24. Roi du silence

Par MarieZM
Notes de l’auteur : TW : santé mentale dégradée

Paris, été 2010. - Point de vue d'Emilie

J'ai eu mes résultats aux partiels de Guillaume. Je m'y attendais, mais c'est encore plus catastrophique que ce à quoi je m'attendais. J'ai été forte, quand j'ai vu ma note, je n'ai même pas pleuré. Je me sens vide à l'intérieur, comme si ce n'était pas à moi que ça arrivait. Je suppose que je le mérite, je ne suis pas une élève assidue.

Ce n'est pas comme Solène, elle, elle s'est donné les moyens pour réussir le concours de scénario. Si elle a réussi c'est grâce au fruit de son travail. Je devrais être heureuse pour elle, mais je me sens amère. Je ne peux pas m'empêcher de me dire qu'elle a de la chance. Quand elle se fait plaquer elle se fait héberger par son frère. Quand elle doit travailler sur son scénario, elle est soutenue par son frère. Et même pour son tournage de film, c'est encore son frère qui lui prête sa classe, et nous – ses élèves – qui faisons de la figuration dans la comédie romantique de Solène. Beurk, j'ai la nausée. Je suis jalouse, c'est ça mon problème.

Je n'arrive pas à me sortir de l'esprit qu'il me faudrait un frère.

Guillaume est gentil avec moi – trop – je préfèrerais qu'il le soit moins, ou même qu'il ne le soit pas du tout. Je ne supporte plus ses attentions permanentes, comme s'il devait veiller sur l'amie de sa sœur, ou que je suis sa chose protégée. Je me sens « chose fragile » ou plutôt « chose nulle » dont on respecte religieusement l'attardement mental, sans heurter sa susceptibilité. Guillaume s'accroupit à côté de moi pour m'expliquer les exercices pendant que je lutte pour ne pas m'endormir. Pendant que je lutte en vain contre les nuages qui emplissent ma tête et emportent au loin mon aversion envers lui. Mais moi aussi j'aimerais avoir un frère, comme Solène.

J'aimerais qu'Alexis soit mon frère, qu'il m'aime vraiment, qu'il m'aime inconditionnellement. Le pire c'est Valentin, on se connait depuis tellement de temps qu'il pourrait être mon frère, lui. Il s'est toujours positionné comme mon grand-frère, à me dire comment agir, quoi faire, à juger ma morale, à souffler sur les braises mes doutes. Alexis aussi me juge, mais c'est un jugement frontal. Il ne prétend rien, il me critique, c'est tout. Il me dit comment, selon lui, je devrais être pour lui plaire, et je ne peux pas être comme ça, je ne veux pas lui plaire : je veux être aimée.

Aimée inconditionnellement. Pas comme ça. Pas avec des si. Si j'avais des chaussures plus féminines, si je coiffais mieux mes cheveux, si mes boucles d'oreille étaient plus belles. Je voudrais être son frère, et qu'il soit le mien, je voudrais qu'on s'aime quoi qu'il arrive. Je voudrais qu'il m'héberge chez lui quand je ne supporte plus d'être chez moi. Qu'il ne me dise pas que les femmes ne peuvent pas dormir chez les hommes comme ça, et qu'il n'a pas besoin de me faire un dessin pour que je le comprenne.

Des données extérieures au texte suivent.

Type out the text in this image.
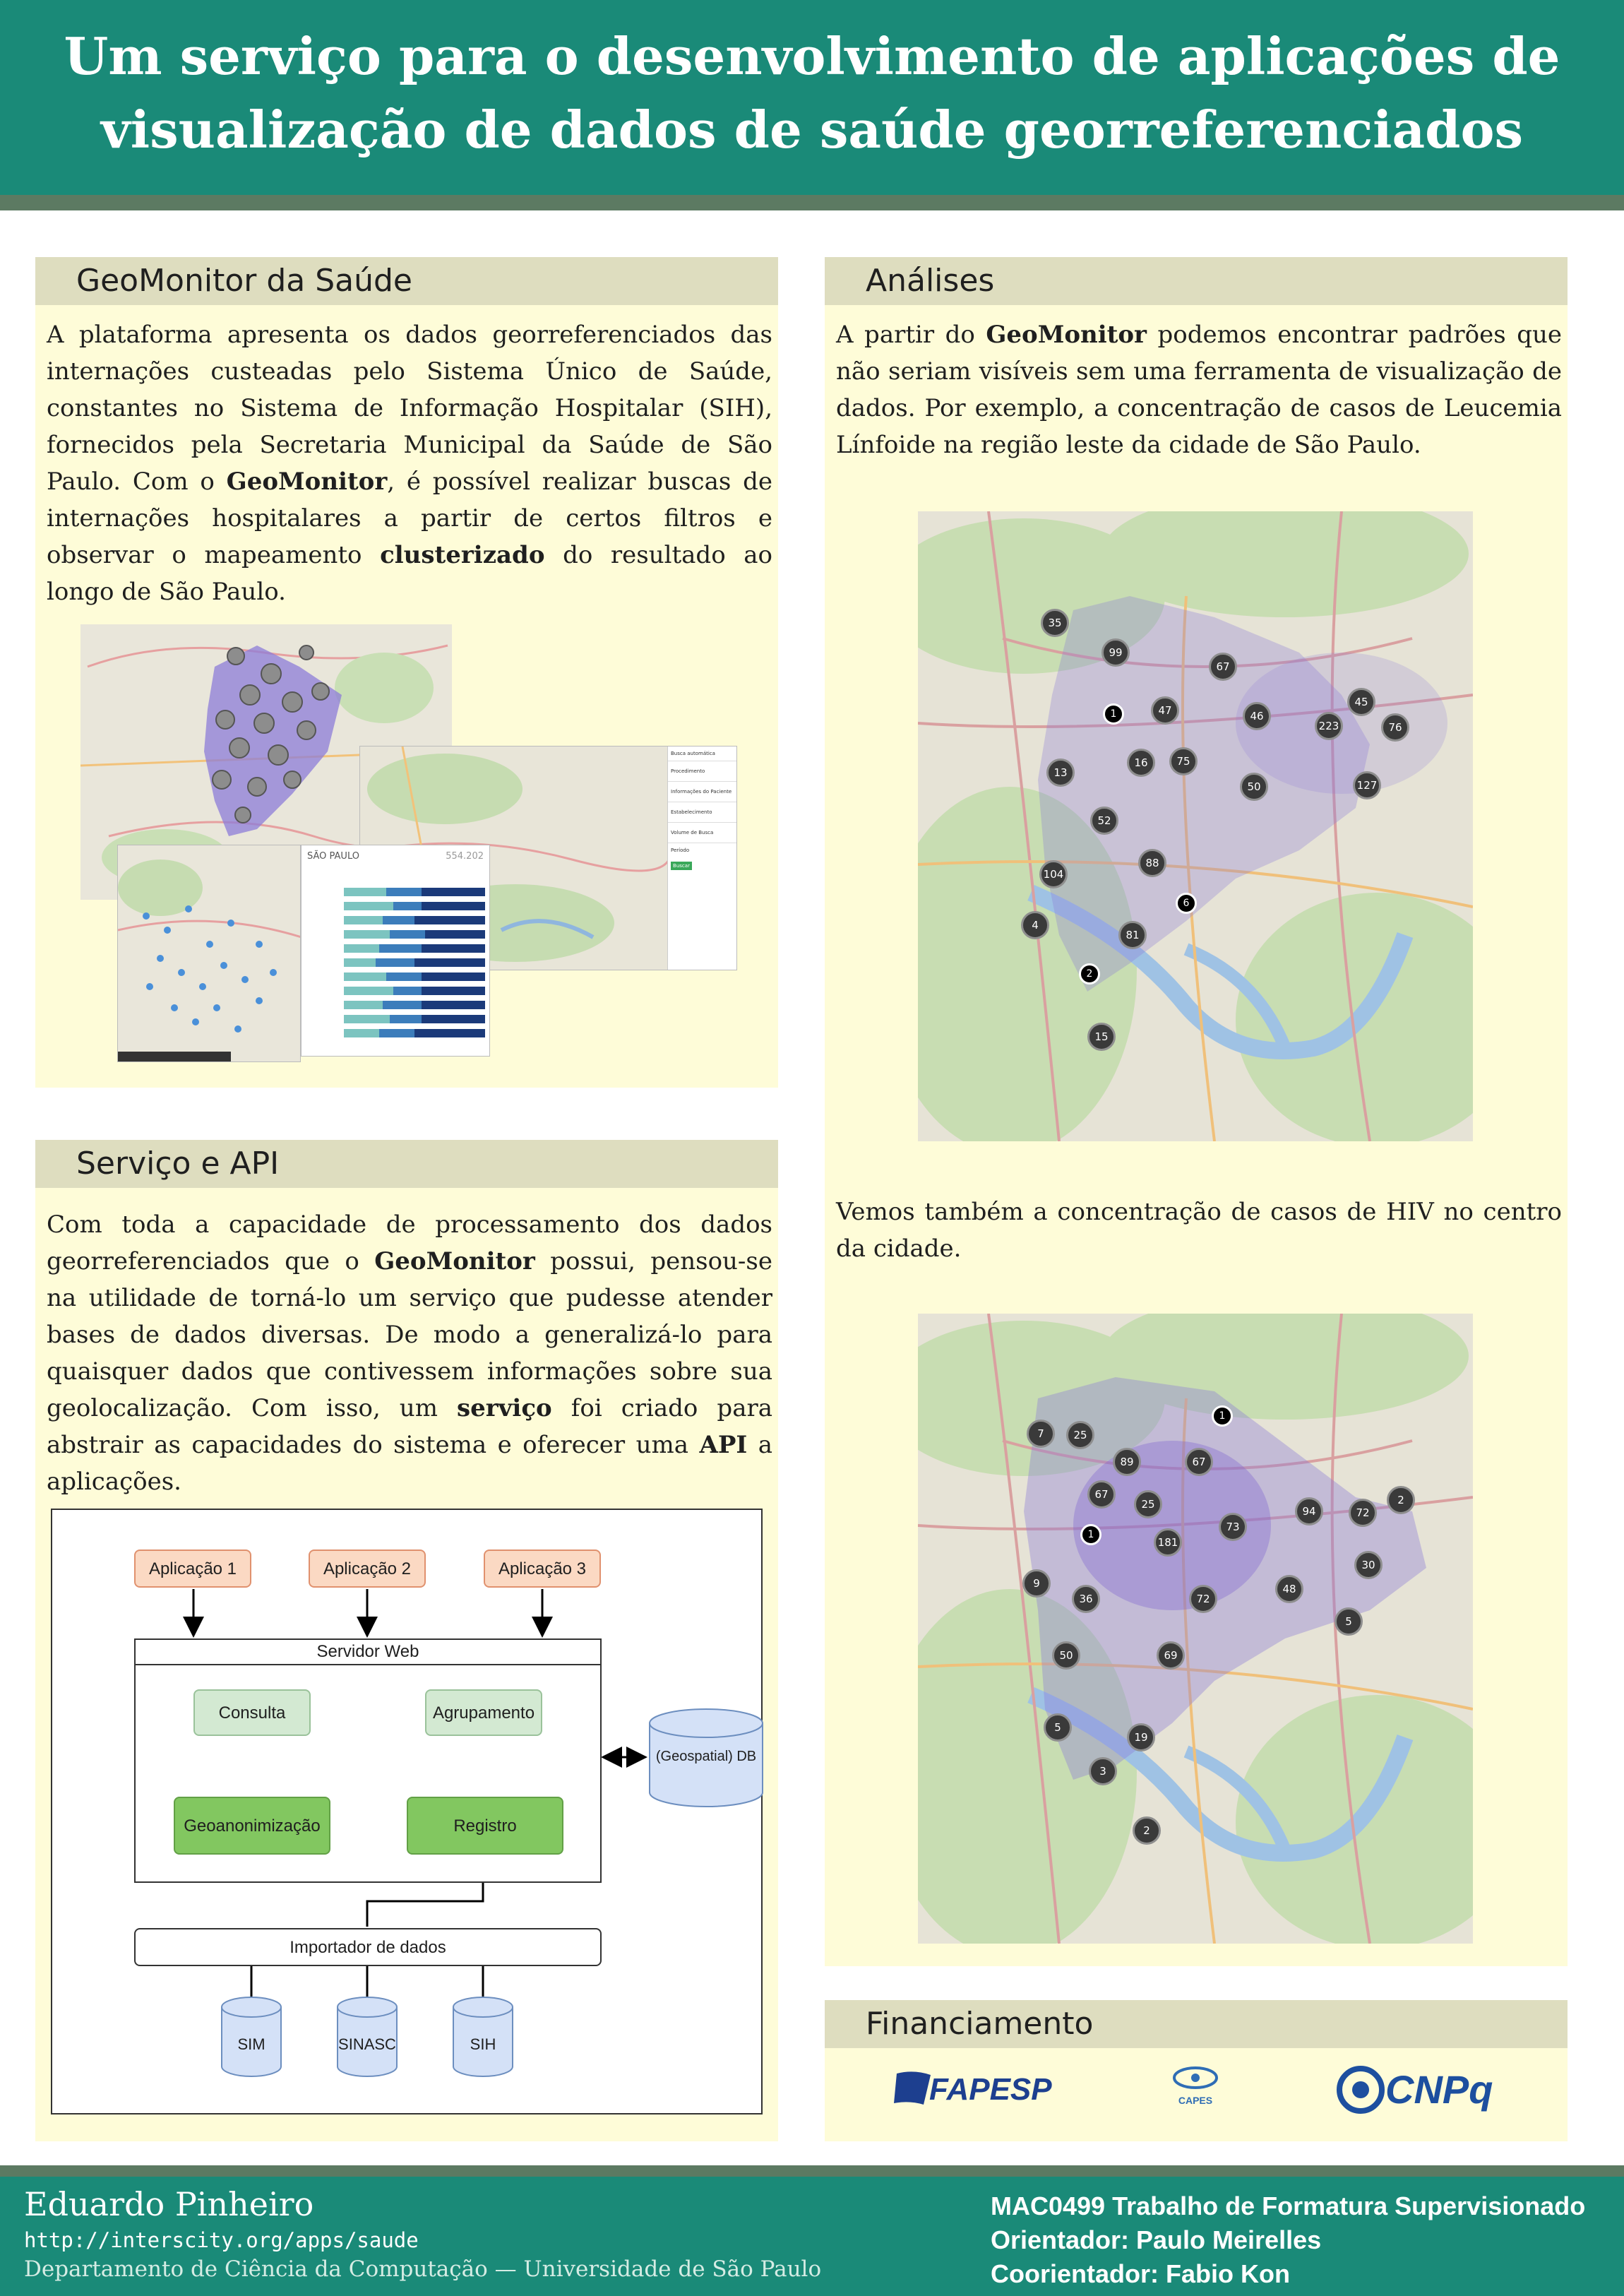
Um serviço para o desenvolvimento de aplicações de
visualização de dados de saúde georreferenciados
GeoMonitor da Saúde
A plataforma apresenta os dados georreferenciados das internações custeadas pelo Sistema Único de Saúde, constantes no Sistema de Informação Hospitalar (SIH), fornecidos pela Secretaria Municipal da Saúde de São Paulo. Com o GeoMonitor, é possível realizar buscas de internações hospitalares a partir de certos filtros e observar o mapeamento clusterizado do resultado ao longo de São Paulo.
Busca automática
Procedimento
Informações do Paciente
Estabelecimento
Volume de Busca
Período
Buscar
SÃO PAULO	554.202
Serviço e API
Com toda a capacidade de processamento dos dados georreferenciados que o GeoMonitor possui, pensou-se na utilidade de torná-lo um serviço que pudesse atender bases de dados diversas. De modo a generalizá-lo para quaisquer dados que contivessem informações sobre sua geolocalização. Com isso, um serviço foi criado para abstrair as capacidades do sistema e oferecer uma API a aplicações.
Aplicação 1	Aplicação 2	Aplicação 3
Servidor Web
Consulta	Agrupamento
Geoanonimização	Registro
(Geospatial) DB
Importador de dados
SIM	SINASC	SIH
Análises
A partir do GeoMonitor podemos encontrar padrões que não seriam visíveis sem uma ferramenta de visualização de dados. Por exemplo, a concentração de casos de Leucemia Línfoide na região leste da cidade de São Paulo.
35
99
67
1	47	46
223
45
76
13
16	75
50	127
52
88
104
6
4
81
2
15
Vemos também a concentração de casos de HIV no centro da cidade.
1
7	25
89	67
67
25
73
94	72
2
1
181
9
36	72
48
30
5
50	69
5
19
3
2
Financiamento
FAPESP	CAPES	CNPq
Eduardo Pinheiro
http://interscity.org/apps/saude
Departamento de Ciência da Computação — Universidade de São Paulo
MAC0499 Trabalho de Formatura Supervisionado
Orientador: Paulo Meirelles
Coorientador: Fabio Kon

Valentin joue le prince charmant, autant dans la fiction de Solène que dans la fiction de notre vie, mais ce n'est qu'un enfant irresponsable. Un enfant qui fait semblant d'être adulte, et qui trompe son monde. Mais moi je sais qu'il n'a ni la maturité nécessaire, ni la capacité à s'autodiscipliner. Il est bon comme comédien, c'est sûrement pour ça qu'il a été choisi, mais le problème c'est ça : ce n'est qu'un comédien, du vent.

Projet de couverture du livre : Guillaume à la place du Roi d'Epées du tarot Rider-Waite. Il évoque un homme fort, stratégique et rationnel. Roi du silence représente la situation où le ressenti émotionnel est en contradiction avec la situation apparente et où l'on ne peut « rien dire ».